No hace falta ser J.G. Ballard, Philip K. Dick o la pitonisa Lola para pronosticar que la mascarilla será el complemento indispensable de los próximos meses, años, quizás décadas. Y a esa realidad, ya de por sí compleja debido al uso indiscriminado de antifaces y rostros de sombría superioridad, habrá que añadirle los inconvenientes lavables o desechables de filtros de electreto, gomas elásticas, o según 3M —el Nike de la ciencia aplicada a la vida—: «un acolchado extremadamente suave que proporciona ese confort prolongable en el tiempo».
Con estas premisas, las marcas no tardarán en saltar a la cara del consumidor, adaptándose a todo tipo de presupuestos y necesidades. Las de Gucci a 250 euros la pieza; una de recuerdo con el logo de «I love New York» bien visible; las de la pretemporada del Real Madrid o esas con la cara de Sánchez que regalan con el lubricante… todas encontrarán acomodo en 7.500 millones de habitantes que, todavía traumatizados, se resisten ante la idea de convertir los ojos en el único pasaporte de reconocimiento fieramente humano.
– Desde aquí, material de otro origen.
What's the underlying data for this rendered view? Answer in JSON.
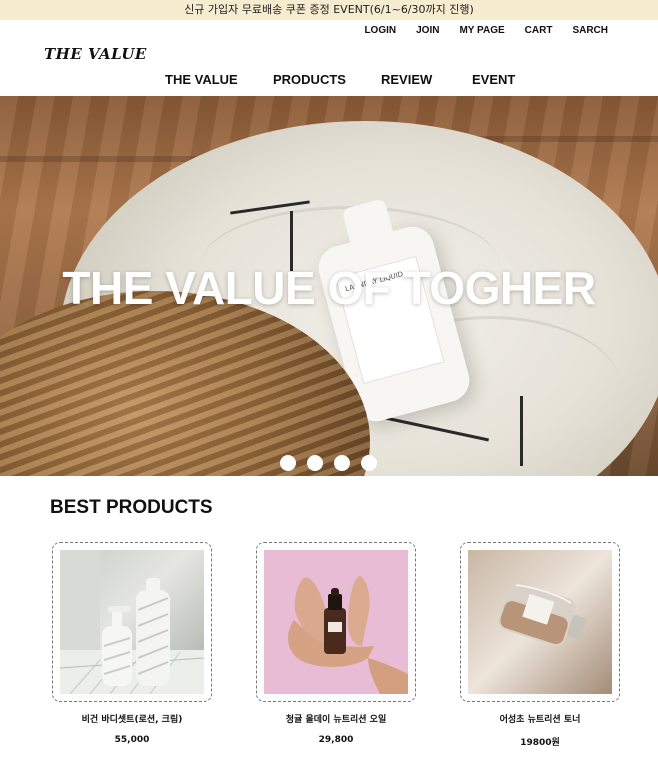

Lo curioso de toda esta situación de soledad extrema y anonimato hecho mantra es que muchos ofrecerán resistencia, aduciendo que si ellos no se han puesto un condón en la puta vida, ¿cómo van a ponerse esa mierda? ¡Además, yo soy fumador… y heterosexual! Y así es como debajo de una máscara protectora encontramos una dolorosa verdad expuesta por Séneca en tiempos igual de convulsos: «Nadie puede llevar la máscara durante mucho tiempo».